Metal- and CD-based NPs stand out for an optimized treatment of TB, as they possess intrinsic antibacterial properties allowing a synergistic action between the active molecules and their nanocarrier. In addition, host-directed therapy using NPs is a promising new approach [153]. For instance, novel innovations in antitubercular therapeutics have been envisaged based on manipulating autophagy activation, such as NPs encapsulating conventional antitubercular drugs and autophagy-inducing compounds capable of host-directed therapies. Autophagy is a cellular process responsible for the lysosomal degradation of intracellular components, including invading Mtb.
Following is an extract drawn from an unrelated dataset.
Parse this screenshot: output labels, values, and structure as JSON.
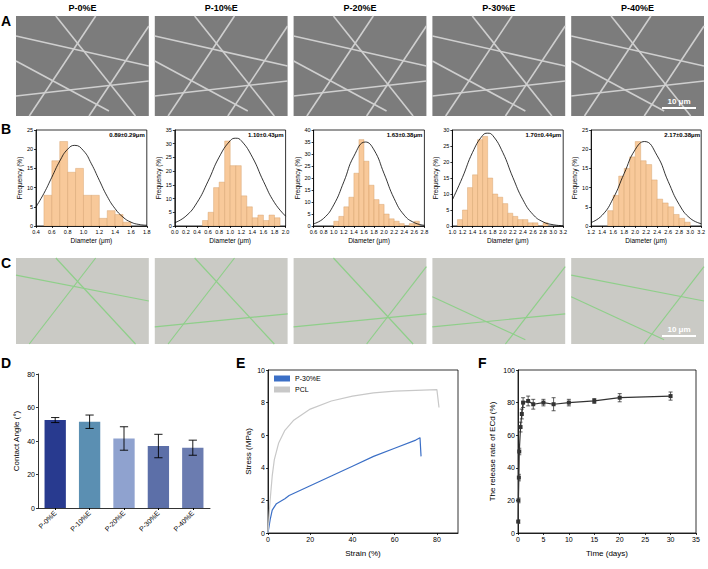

Thus, the manipulation of autophagy activation in the infected host cell using autophagy-inducing compounds has attracted significant interest as an alternative new approach for treating TB [179]. Another challenge of host-directed TB therapy is to prevent the irreversible lung damage caused by an ineffective inflammatory response. Delivering, by means of NPs, compounds that have the potential to minimize non-productive inflammation and potentially severe tissue damage, is appealing.

Perhaps, in view of the recent discoveries concerning the SARS-CoV-2 pandemic, the next innovation for the treatment of Mtb will consist of an mRNA vaccine comprising NPs. More than one hundred years ago, Paul Ehrlich dreamed about a “magic bullet” able to specifically reach a diseased site in the organism, minimizing the toxicity in healthy tissues. Possibly, engineered NPs will be able to answer the problematics linked to TB treatment by delivering a synergistic drug cocktail directly to the infected lungs and to other diseased organs. Maybe new powerful active molecules will be integrated into the therapeutic arsenal. Scientists’ imagination is borderless, and the possibilities are numerous; nanomedicine may be on the verge of stunning new discoveries.